L’Agenzia delle Entrate ha pubblicato il 16 ottobre 2025 la nuova guida aggiornata sulle agevolazioni fiscali per le ristrutturazioni edilizie, che introduce regole, aliquote e requisiti rivisti a partire dal 2025.
Chi ha diritto alle agevolazioni
Le detrazioni spettano a tutti i contribuenti assoggettati all’IRPEF — residenti o non residenti in Italia — che siano proprietari, usufruttuari, comodatari, locatari, soci di cooperative, imprenditori individuali (per immobili non strumentali), società di persone o imprese familiari.

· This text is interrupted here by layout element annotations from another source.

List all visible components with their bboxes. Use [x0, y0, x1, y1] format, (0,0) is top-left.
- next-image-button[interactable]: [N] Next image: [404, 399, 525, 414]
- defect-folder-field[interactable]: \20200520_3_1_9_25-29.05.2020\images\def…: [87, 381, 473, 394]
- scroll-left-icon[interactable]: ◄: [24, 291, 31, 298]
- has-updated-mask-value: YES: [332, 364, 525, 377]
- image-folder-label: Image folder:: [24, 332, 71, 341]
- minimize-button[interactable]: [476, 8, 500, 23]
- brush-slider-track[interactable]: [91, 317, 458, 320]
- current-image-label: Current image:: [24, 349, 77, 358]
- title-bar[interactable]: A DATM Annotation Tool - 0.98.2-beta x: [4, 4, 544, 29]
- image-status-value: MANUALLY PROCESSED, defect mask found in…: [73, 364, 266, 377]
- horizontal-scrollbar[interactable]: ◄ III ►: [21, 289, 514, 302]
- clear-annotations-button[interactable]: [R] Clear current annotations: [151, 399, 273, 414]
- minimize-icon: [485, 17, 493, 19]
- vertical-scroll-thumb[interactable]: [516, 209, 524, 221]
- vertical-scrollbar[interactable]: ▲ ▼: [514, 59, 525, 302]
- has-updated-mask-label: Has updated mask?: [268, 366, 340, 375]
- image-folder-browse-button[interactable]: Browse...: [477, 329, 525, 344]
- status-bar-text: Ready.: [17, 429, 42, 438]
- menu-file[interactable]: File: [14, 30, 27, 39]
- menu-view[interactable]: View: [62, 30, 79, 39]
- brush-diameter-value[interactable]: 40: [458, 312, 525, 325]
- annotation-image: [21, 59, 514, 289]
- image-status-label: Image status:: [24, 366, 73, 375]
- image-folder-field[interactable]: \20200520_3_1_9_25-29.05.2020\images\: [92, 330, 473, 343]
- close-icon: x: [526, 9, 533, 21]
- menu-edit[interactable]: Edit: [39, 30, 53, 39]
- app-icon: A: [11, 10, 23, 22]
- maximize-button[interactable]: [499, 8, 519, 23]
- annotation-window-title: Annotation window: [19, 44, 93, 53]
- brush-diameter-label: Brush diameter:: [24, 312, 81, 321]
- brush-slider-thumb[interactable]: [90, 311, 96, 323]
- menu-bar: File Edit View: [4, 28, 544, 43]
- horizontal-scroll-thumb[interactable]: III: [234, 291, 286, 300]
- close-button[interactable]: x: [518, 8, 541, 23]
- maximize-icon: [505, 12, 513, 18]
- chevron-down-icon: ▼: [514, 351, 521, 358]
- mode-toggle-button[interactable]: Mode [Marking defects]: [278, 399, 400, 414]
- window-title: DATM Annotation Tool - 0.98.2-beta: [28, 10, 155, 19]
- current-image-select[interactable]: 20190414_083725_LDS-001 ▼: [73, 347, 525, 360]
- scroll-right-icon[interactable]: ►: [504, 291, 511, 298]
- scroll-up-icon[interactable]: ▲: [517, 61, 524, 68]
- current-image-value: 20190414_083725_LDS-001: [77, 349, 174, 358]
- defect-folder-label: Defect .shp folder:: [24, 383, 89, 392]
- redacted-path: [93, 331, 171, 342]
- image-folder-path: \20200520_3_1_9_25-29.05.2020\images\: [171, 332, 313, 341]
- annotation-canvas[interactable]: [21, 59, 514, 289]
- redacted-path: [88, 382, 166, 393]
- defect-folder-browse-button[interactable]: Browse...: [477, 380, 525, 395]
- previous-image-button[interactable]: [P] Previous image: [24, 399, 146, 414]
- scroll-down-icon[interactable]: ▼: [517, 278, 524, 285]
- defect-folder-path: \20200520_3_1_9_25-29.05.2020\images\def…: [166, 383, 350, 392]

Possono usufruirne anche familiari conviventi, conviventi di fatto, coniugi separati assegnatari e futuri acquirenti con compromesso registrato e possesso dell’immobile.
Le nuove aliquote dal 2025
Dal 2025 cambiano percentuali e limiti di spesa:
- fino al 31 dicembre 2024: 50% su 96.000 euro;
- spese 2025: 50% su 96.000 euro solo per abitazione principale del proprietario; 36% negli altri casi;
- spese 2026-2027: 36% per abitazione principale, 30% per gli altri immobili;
- spese 2028-2033: 30% su 48.000 euro;
- dal 2034: 36% su 48.000 euro.
Le detrazioni si ripartiscono in 10 rate annuali di pari importo, con limiti specifici per redditi superiori a 75.000 euro.
Lavori ammessi e spese agevolabili
Sono agevolati gli interventi su immobili residenziali e pertinenze:
- manutenzione ordinaria (solo su parti comuni condominiali);
- manutenzione straordinaria (rifacimento bagni, sostituzione infissi, installazione ascensori);
- restauro e risanamento conservativo (consolidamenti, adeguamenti impianti);
- ristrutturazione edilizia (demolizione e ricostruzione, ampliamenti nei limiti di legge, trasformazione di soffitte in mansarda).
Tra le spese detraibili rientrano anche: interventi post-calamità, eliminazione barriere architettoniche, sistemi antifurto, cablatura e insonorizzazione, risparmio energetico, misure antisismiche, bonifica amianto, messa a norma degli impianti e progettazione.
Adempimenti obbligatori
Per ottenere la detrazione occorre:
pagare con bonifico parlante (con causale, codice fiscale e P.IVA del fornitore);
- indicare il contratto collettivo edile per lavori oltre 70.000 euro;
- inviare, ove previsto, la comunicazione ad ASL ed ENEA;
- conservare fatture, ricevute, bonifici, autorizzazioni edilizie, delibere condominiali, documentazione catastale e ricevute IMU.
Il mancato rispetto di tali obblighi comporta la perdita del beneficio.
Trasferimento del diritto alla detrazione
In caso di vendita, la detrazione residua passa all’acquirente, salvo accordi diversi. In caso di successione, gli eredi subentrano nel diritto se mantengono il possesso dell’immobile.
IVA agevolata e bonus specifici
È prevista l’IVA agevolata al 10% su lavori di manutenzione, restauro e ristrutturazione, nonché sull’acquisto di beni finiti come infissi e porte. Rimangono escluse le prestazioni professionali e i materiali acquistati direttamente dal committente.
Fino al 31 dicembre 2025 resta in vigore la detrazione del 75% per l’eliminazione delle barriere architettoniche, ripartita in cinque o dieci anni.
Box auto, immobili ristrutturati e mutui
Le detrazioni si applicano anche alla costruzione o all’acquisto di box pertinenziali, se documentato il vincolo con l’abitazione, e all’acquisto di immobili già ristrutturati.
Inoltre, è prevista la detrazione del 19% sugli interessi passivi dei mutui ipotecari per la ristrutturazione o costruzione dell’abitazione principale, fino a 2.582,25 euro annui per ciascun intestatario.
La nuova guida dell’Agenzia delle Entrate chiarisce così un quadro aggiornato e completo di regole, requisiti e documenti necessari per accedere correttamente ai benefici fiscali sulle ristrutturazioni edilizie.